Olivier Père

Mafioso de Alberto Lattuada

Tamasa a l’excellente idée d’éditer un DVD un chef-d’œuvre trop méconnu du cinéma italien : Mafioso (1962) d’Alberto Lattuada, sans doute l’un des meilleurs films consacrés à la mafia sicilienne, sur un ton absolument unique qui mêle comédie noire et histoire criminelle aux confins du fantastique. Comme tous les grands films italiens de l’époque, Mafioso est le résultat d’une association fabuleuse entre différents protagonistes de l’industrie cinématographique. Produit par le nabab italien Dino De Laurentiis, Mafioso conjugue les talents exceptionnels d’Alberto Lattuada, de ses scénaristes Age et Scarpelli, célèbre tandem de la comédie italienne, mais aussi un autre duo remarquable, Rafael Azcona et Marco Ferreri (initialement pressenti pour réaliser le film) ; d’Alberto Sordi, le plus génial et le plus populaire des acteurs de la péninsule, bouffon comique capable d’insuffler du pathétique et même du tragique à ses personnages d’Italiens moyens ; mais également parmi les meilleurs monteurs (Nino Baragli), directeurs de la photographie (Armando Nannunzi) et compositeurs (Piero Piccioni) que comptait le cinéma italien des années 60. Ce dernier en particulier livre une musique virtuose capable de faire basculer en quelques notes la description truculente des mœurs et coutumes siciliennes dans une atmosphère d’horreur et de cauchemar.
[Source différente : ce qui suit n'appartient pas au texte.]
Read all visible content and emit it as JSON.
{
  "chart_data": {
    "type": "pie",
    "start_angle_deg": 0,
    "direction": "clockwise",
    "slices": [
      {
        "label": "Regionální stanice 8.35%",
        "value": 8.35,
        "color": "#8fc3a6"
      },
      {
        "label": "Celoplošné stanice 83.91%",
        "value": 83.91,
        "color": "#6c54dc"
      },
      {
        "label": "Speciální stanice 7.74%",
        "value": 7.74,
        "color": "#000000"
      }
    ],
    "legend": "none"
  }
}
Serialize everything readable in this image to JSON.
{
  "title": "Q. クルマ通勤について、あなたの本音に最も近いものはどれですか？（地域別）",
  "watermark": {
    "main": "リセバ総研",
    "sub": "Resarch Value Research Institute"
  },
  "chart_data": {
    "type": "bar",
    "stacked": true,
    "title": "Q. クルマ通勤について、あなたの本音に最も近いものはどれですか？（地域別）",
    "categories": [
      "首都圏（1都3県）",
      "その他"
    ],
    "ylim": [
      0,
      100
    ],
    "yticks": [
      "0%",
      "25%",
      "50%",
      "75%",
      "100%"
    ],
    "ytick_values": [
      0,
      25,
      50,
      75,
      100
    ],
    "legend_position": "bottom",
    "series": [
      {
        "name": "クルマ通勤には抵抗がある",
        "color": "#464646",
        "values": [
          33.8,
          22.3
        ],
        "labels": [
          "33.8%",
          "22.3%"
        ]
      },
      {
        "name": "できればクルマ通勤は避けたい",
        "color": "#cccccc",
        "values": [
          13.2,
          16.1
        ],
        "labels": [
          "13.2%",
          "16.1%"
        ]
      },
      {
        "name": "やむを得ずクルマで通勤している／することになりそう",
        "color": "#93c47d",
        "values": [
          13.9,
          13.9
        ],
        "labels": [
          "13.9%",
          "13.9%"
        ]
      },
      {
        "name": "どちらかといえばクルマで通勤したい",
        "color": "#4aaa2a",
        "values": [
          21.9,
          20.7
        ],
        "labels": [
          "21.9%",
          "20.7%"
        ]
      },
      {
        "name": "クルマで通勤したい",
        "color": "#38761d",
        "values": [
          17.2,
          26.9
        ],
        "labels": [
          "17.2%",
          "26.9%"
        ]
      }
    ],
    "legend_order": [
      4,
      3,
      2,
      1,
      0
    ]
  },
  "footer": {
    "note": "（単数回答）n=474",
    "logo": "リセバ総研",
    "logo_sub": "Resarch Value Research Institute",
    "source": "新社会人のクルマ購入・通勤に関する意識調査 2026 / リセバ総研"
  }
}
Alberto Lattuada est un cinéaste passionnant dont l’éclectisme de la filmographie a pu dérouter la critique et retarder sa prise en considération comme auteur important. Son œuvre reste néanmoins l’une des plus riche du cinéma italien d’après-guerre. Certes inégale, elle recèle de nombreuses pépites dans le registre du calligraphisme ou du néo-réalisme dégradé, de la comédie, du film à grand spectacle, d’aventures historiques ou de l’adaptation littéraire, sans oublier une fin de carrière libertine vouée à l’exploration de l’érotisme et des sujets scabreux. Mais des préoccupations et des thèmes constants parcourent l’œuvre de Lattuada, comme l’aliénation sociale et psychologique que l’on retrouve au cœur de Mafioso, où un Sicilien installé à Milan et de retour dans son village natal en vacances avec sa famille se voit contraint d’obéir aux ordres de la mafia, et de commettre un meurtre dans des circonstances particulièrement imprévisibles, absurdes, voire « kafkaïennes ».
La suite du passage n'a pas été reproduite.